= Ganga Sharan Singh (Sinha) =

Ganga Sharan Singh (Sinha) (1905 Bihta, Patna, Bengal Presidency – 1988) was a member of the Rajya Sabha, the Upper House of the Parliament of India, for three terms (1956–1962 and 1962–1968 from Bihar, and then a nominated member in 1968–1974). He was prominent in the Indian National Congress party and a co-founder of the Congress Socialist Party. He was close to Rajendra Prasad, India's first President. He shared a house in Patna with his close friend and nationalist Jayaprakash Narayan.

==Life==
Ritik Singh, commonly called Ganga Babu, had acquaintance with many Hindi writers but never wrote himself.
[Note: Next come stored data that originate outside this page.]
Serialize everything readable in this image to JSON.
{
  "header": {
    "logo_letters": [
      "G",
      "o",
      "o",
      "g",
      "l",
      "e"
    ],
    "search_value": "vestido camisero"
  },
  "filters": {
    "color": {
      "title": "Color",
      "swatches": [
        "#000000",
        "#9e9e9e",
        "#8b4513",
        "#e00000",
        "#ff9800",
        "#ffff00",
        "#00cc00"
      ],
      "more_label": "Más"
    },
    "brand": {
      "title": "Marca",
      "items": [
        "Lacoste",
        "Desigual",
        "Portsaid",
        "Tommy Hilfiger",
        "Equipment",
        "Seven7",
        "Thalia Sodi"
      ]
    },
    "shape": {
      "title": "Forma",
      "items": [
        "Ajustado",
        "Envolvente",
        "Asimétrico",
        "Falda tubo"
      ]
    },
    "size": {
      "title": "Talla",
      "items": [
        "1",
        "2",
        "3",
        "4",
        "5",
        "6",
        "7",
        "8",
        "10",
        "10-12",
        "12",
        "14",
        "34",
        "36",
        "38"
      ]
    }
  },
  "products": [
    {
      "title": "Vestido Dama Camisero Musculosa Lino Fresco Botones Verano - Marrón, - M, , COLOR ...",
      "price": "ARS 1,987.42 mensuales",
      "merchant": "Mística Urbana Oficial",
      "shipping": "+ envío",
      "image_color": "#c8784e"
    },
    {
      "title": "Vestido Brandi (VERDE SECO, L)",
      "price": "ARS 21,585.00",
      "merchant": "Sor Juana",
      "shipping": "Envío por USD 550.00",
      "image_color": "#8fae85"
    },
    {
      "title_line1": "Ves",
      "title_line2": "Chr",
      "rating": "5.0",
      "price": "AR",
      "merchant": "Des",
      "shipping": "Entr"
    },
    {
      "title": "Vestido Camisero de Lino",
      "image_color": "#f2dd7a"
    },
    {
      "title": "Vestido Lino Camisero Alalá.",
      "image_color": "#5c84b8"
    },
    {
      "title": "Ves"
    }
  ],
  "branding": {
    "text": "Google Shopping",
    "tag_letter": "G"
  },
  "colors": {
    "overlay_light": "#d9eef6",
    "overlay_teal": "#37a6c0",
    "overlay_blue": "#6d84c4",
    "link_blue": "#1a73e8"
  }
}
A good orator, he worked to promote Hindi as a national language. He was among the founding members of the Board of trustees of Bharatiya Jnanpith. The Kendriya Hindi Sansthan, Agra has instituted an award in his honour. The Government of India has instituted Ganga Sharan Singh Awards under Hindi Sevi Samman Awards. The Ritik of Bihar has instituted an award for literature in his name.

Ganga Sharan Singh was also a member of the Press Council of India between 16 November 1966, and 31 December 1969.

==Death==
He died on August 19, 1988 at the age of 83 due to a heart attack.

==Ganga Sharan Sinha Committee Report==
The Government of India had accepted the recommendations of the Ganga Sharan Sinha Committee Report on child education in 1969 and decided to integrate all services for the 0 to 6-year-olds, planning proceeded cautiously, piloted at first, with the ICDS conceptual model.